Nos últimos 12 meses, o Índice de Preços ao Consumidor Amplo (IPCA) está em 6,75%. A meta de inflação este ano é de 4,5% com margem de tolerância de dois pontos porcentuais. "Foi uma decisão correta para conter a expectativa de inflação. Essa surpresa funcionou como um bom primeiro passo para recuperar a confiança do mercado. É um custo baixo para o ganho em credibilidade, que é o grande problema do Brasil", disse Luiz Eduardo Portella, gestor da Modal Asset.
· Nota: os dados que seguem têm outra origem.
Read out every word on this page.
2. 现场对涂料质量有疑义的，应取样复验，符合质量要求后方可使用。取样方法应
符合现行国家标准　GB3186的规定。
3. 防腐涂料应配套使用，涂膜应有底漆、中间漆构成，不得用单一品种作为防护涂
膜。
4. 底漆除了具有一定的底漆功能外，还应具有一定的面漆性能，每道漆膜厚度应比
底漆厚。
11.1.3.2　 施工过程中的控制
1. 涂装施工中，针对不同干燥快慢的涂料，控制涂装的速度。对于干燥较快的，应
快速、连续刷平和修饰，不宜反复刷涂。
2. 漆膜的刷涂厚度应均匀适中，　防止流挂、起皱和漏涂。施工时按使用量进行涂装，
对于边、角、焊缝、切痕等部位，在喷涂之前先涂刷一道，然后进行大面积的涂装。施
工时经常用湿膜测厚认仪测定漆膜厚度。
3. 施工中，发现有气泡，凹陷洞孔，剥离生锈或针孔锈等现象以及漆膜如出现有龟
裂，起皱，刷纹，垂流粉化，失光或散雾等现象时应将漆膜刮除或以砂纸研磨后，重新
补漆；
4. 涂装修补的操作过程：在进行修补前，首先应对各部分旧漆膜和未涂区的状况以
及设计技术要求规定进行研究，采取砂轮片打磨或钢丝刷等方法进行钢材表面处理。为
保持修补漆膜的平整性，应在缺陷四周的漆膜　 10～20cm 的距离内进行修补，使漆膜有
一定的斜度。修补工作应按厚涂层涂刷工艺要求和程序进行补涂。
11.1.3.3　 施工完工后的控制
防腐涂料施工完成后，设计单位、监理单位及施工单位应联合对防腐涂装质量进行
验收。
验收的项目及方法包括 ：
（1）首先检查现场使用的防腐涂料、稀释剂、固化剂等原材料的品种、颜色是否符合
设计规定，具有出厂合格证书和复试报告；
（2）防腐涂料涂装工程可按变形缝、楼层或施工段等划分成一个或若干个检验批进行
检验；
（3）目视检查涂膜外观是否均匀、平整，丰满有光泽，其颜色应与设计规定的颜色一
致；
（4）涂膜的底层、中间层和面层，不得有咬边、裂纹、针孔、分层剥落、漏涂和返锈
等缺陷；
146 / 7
A alta da Selic também foi vista por analistas como um sinal de que o presidente do Banco Central (BC), Alexandre Tombini, permanecerá no cargo. "Essa é a primeira grande ação de política econômica do segundo mandato de Dilma, antes mesmo do anúncio do novo ministro da Fazenda. O governo quer enviar um sinal ao mercado de que não está para brincadeira no combate à inflação", afirmou o economista-chefe da corretora Gradual, André Perfeito. "Se Tombini está fazendo isso, é para mostrar que ele continuará à frente do BC".

Indefinição

Ninguém apostava também que o BC decidiria por uma guinada na política econômica sem saber quem ocupará a cadeira de ministro da Fazenda, porque fica difícil traçar projeções para a política de gastos públicos. Como o governo representa um terço da economia brasileira, a velocidade de crescimento de suas despesas pode continuar sendo combustível para a inflação. Neste ano, por exemplo, o BC teve de trabalhar dobrado porque a União elevou seus gastos em porcentual maior que as receitas.